Informasi mengenai program ini kami dapatkan dari kak Bambang, Pembina kami di Purna Paskibraka Jakarta Barat. Tahun 1986, kak Bambang mengikuti program ini. Kami berdua, aku dan Wawan, sama-sama tertarik mengikutinya.

Langkah pertama setelah mendaftar, adalah tahap seleksi. Tes tulis mencakup pengetahuan umum, kewarganegaraan, dan Bahasa Inggeris.
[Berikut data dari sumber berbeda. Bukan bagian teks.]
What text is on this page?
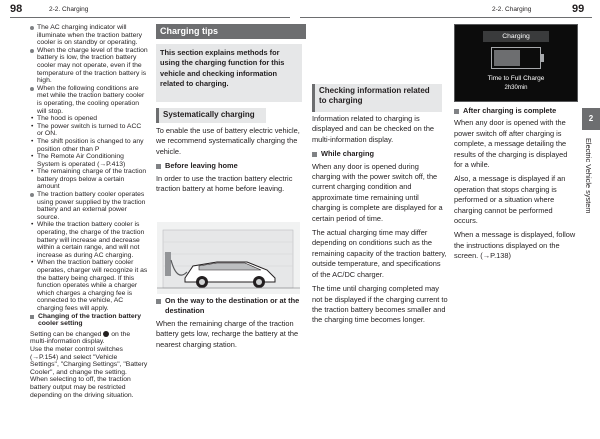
98	2-2. Charging	2-2. Charging	99
2
Electric Vehicle system

The AC charging indicator will illuminate when the traction battery cooler is on standby or operating.

When the charge level of the traction battery is low, the traction battery cooler may not operate, even if the temperature of the traction battery is high.

When the following conditions are met while the traction battery cooler is operating, the cooling operation will stop.

• The hood is opened

• The power switch is turned to ACC or ON.

• The shift position is changed to any position other than P

• The Remote Air Conditioning System is operated (→P.413)

• The remaining charge of the traction battery drops below a certain amount

The traction battery cooler operates using power supplied by the traction battery and an external power source.

• While the traction battery cooler is operating, the charge of the traction battery will increase and decrease within a certain range, and will not increase as during AC charging.

• When the traction battery cooler operates, charger will recognize it as the battery being charged. If this function operates while a charger which charges a charging fee is connected to the vehicle, AC charging fees will apply.

Changing of the traction battery cooler setting

Setting can be changed on the multi-information display.

Use the meter control switches (→P.154) and select "Vehicle Settings", "Charging Settings", "Battery Cooler", and change the setting.

When selecting to off, the traction battery output may be restricted depending on the driving situation.

Charging tips
This section explains methods for using the charging function for this vehicle and checking information related to charging.
Systematically charging

To enable the use of battery electric vehicle, we recommend systematically charging the vehicle.

Before leaving home

In order to use the traction battery electric traction battery at home before leaving.

On the way to the destination or at the destination

When the remaining charge of the traction battery gets low, recharge the battery at the nearest charging station.

Checking information related to charging

Information related to charging is displayed and can be checked on the multi-information display.

While charging

When any door is opened during charging with the power switch off, the current charging condition and approximate time remaining until charging is complete are displayed for a certain period of time.

The actual charging time may differ depending on conditions such as the remaining capacity of the traction battery, outside temperature, and specifications of the AC/DC charger.

The time until charging completed may not be displayed if the charging current to the traction battery becomes smaller and the charging time becomes longer.

Charging
Time to Full Charge
2h30min

After charging is complete

When any door is opened with the power switch off after charging is complete, a message detailing the results of the charging is displayed for a while.

Also, a message is displayed if an operation that stops charging is performed or a situation where charging cannot be performed occurs.

When a message is displayed, follow the instructions displayed on the screen. (→P.138)
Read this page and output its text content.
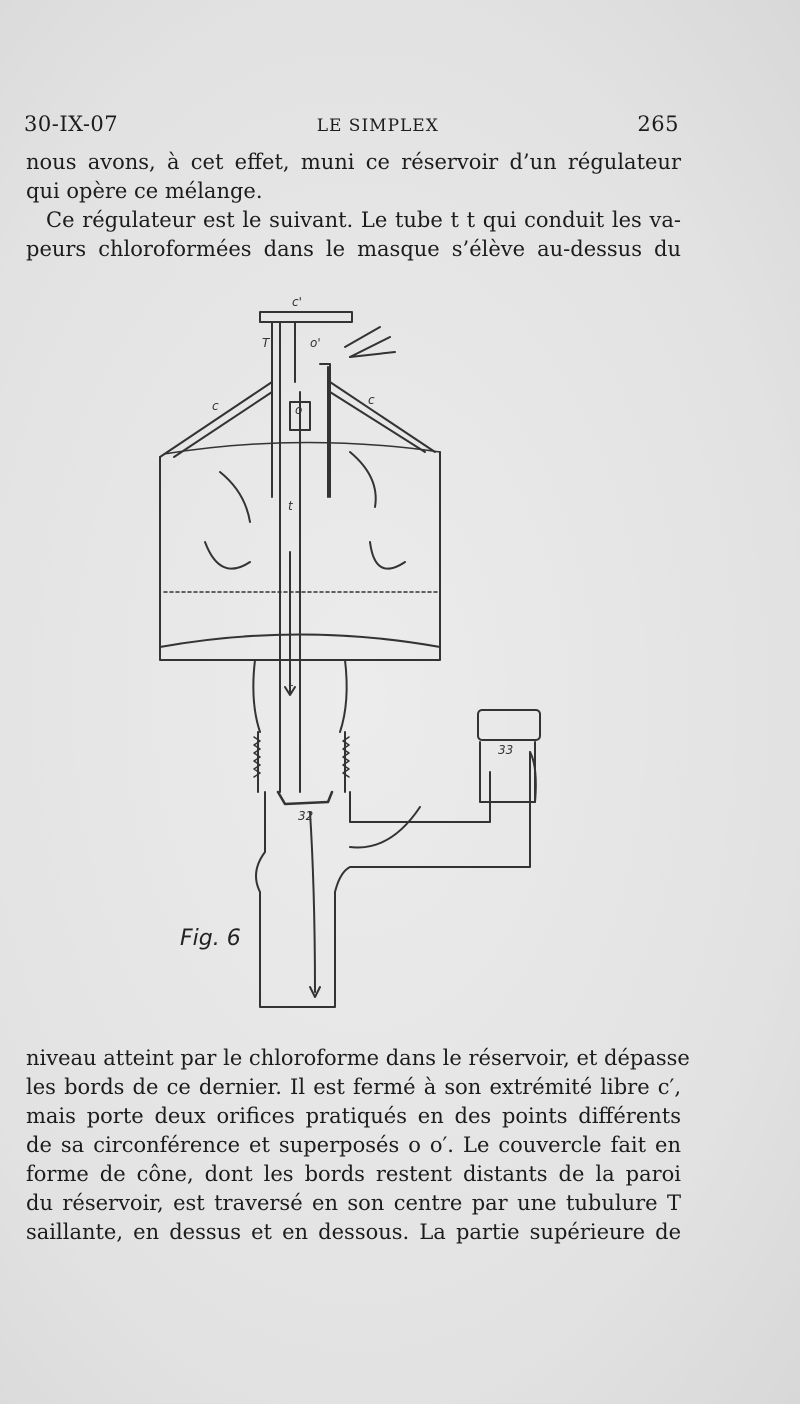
30-IX-07	LE SIMPLEX	265
nous avons, à cet effet, muni ce réservoir d’un régulateur
qui opère ce mélange.
Ce régulateur est le suivant. Le tube t t qui conduit les va-
peurs chloroformées dans le masque s’élève au-dessus du
c'
o'
T
c	c
o
t
t
32
33
Fig. 6
niveau atteint par le chloroforme dans le réservoir, et dépasse
les bords de ce dernier. Il est fermé à son extrémité libre c′,
mais porte deux orifices pratiqués en des points différents
de sa circonférence et superposés o o′. Le couvercle fait en
forme de cône, dont les bords restent distants de la paroi
du réservoir, est traversé en son centre par une tubulure T
saillante, en dessus et en dessous. La partie supérieure de
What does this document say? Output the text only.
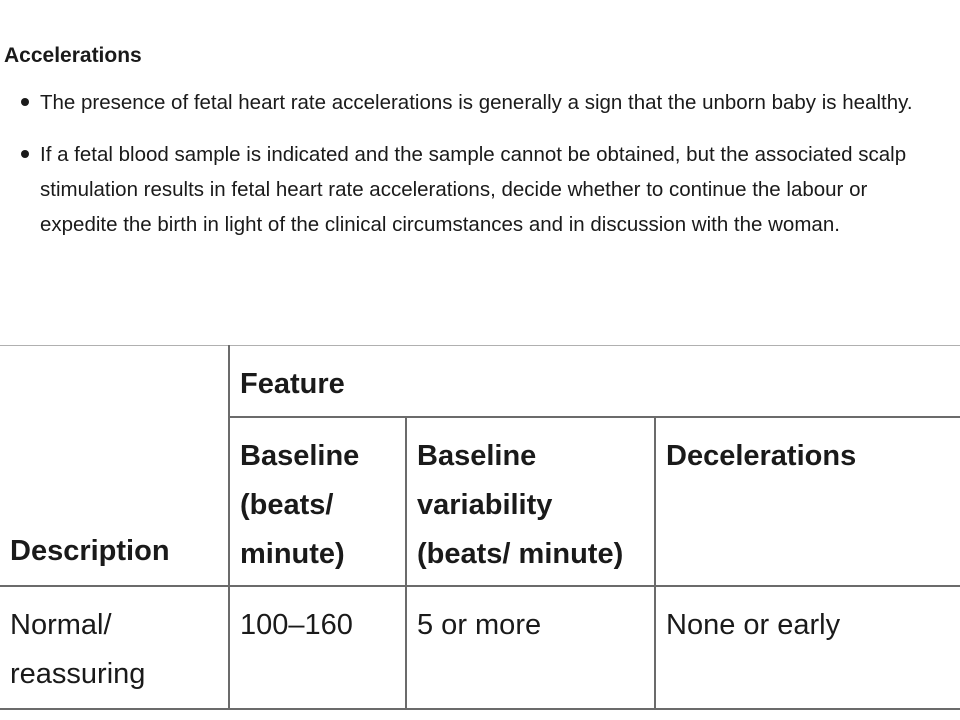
Accelerations
The presence of fetal heart rate accelerations is generally a sign that the unborn baby is healthy.
If a fetal blood sample is indicated and the sample cannot be obtained, but the associated scalp stimulation results in fetal heart rate accelerations, decide whether to continue the labour or expedite the birth in light of the clinical circumstances and in discussion with the woman.
Description	Feature		

	Baseline (beats/ minute)	Baseline variability (beats/ minute)	Decelerations

Normal/ reassuring	100–160	5 or more	None or early
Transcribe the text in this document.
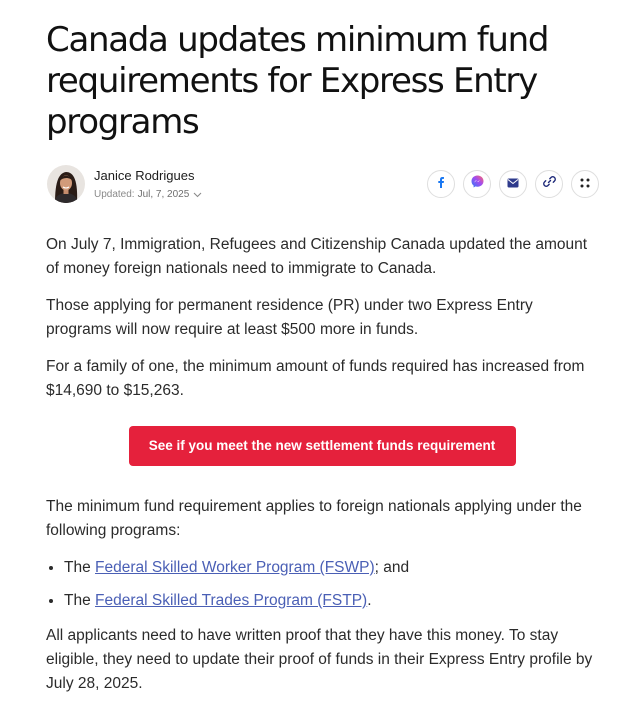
Canada updates minimum fund requirements for Express Entry programs
Janice Rodrigues
Updated: Jul, 7, 2025

On July 7, Immigration, Refugees and Citizenship Canada updated the amount of money foreign nationals need to immigrate to Canada.

Those applying for permanent residence (PR) under two Express Entry programs will now require at least $500 more in funds.

For a family of one, the minimum amount of funds required has increased from $14,690 to $15,263.

See if you meet the new settlement funds requirement

The minimum fund requirement applies to foreign nationals applying under the following programs:

• The Federal Skilled Worker Program (FSWP); and
• The Federal Skilled Trades Program (FSTP).

All applicants need to have written proof that they have this money. To stay eligible, they need to update their proof of funds in their Express Entry profile by July 28, 2025.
Juga ada tes kesenian, dimana para peserta program diharapkan menguasai salah satu bentuk kesenian tradisional Indonesia, dikhususkan kesenian daerahnya masing-masing, dalam hal ini, kebudayaan Jakarta.
Alhamdulillah, kami berdua lulus!! Wawan ke Kanada, aku ke Australia.

Secara garis besar, program AIYEP tahun 1988 adalah sebagai berikut.
Dari daerah asal kami masing2, kami dikumpulkan di Bumi Perkemahan Cibubur untuk masa persiapan (Pre-Departure Training) selama 10 hari. Enam belas pemuda-pemudi (8 laki-laki, 8 perempuan) dari 13 propinsi di Indonesia. Kami dipersiapkan untuk menjadi duta bangsa, tidak lagi mewakili pribadi, keluarga, atau propinsi, tapi kami akan mewakili bangsa Indonesia. Persiapannya tidak boleh main-main…

Setelah 10 hari, kami-pun berangkat ke Australia, dimana yg menjadi tuan rumah adalah negara bagian Queensland.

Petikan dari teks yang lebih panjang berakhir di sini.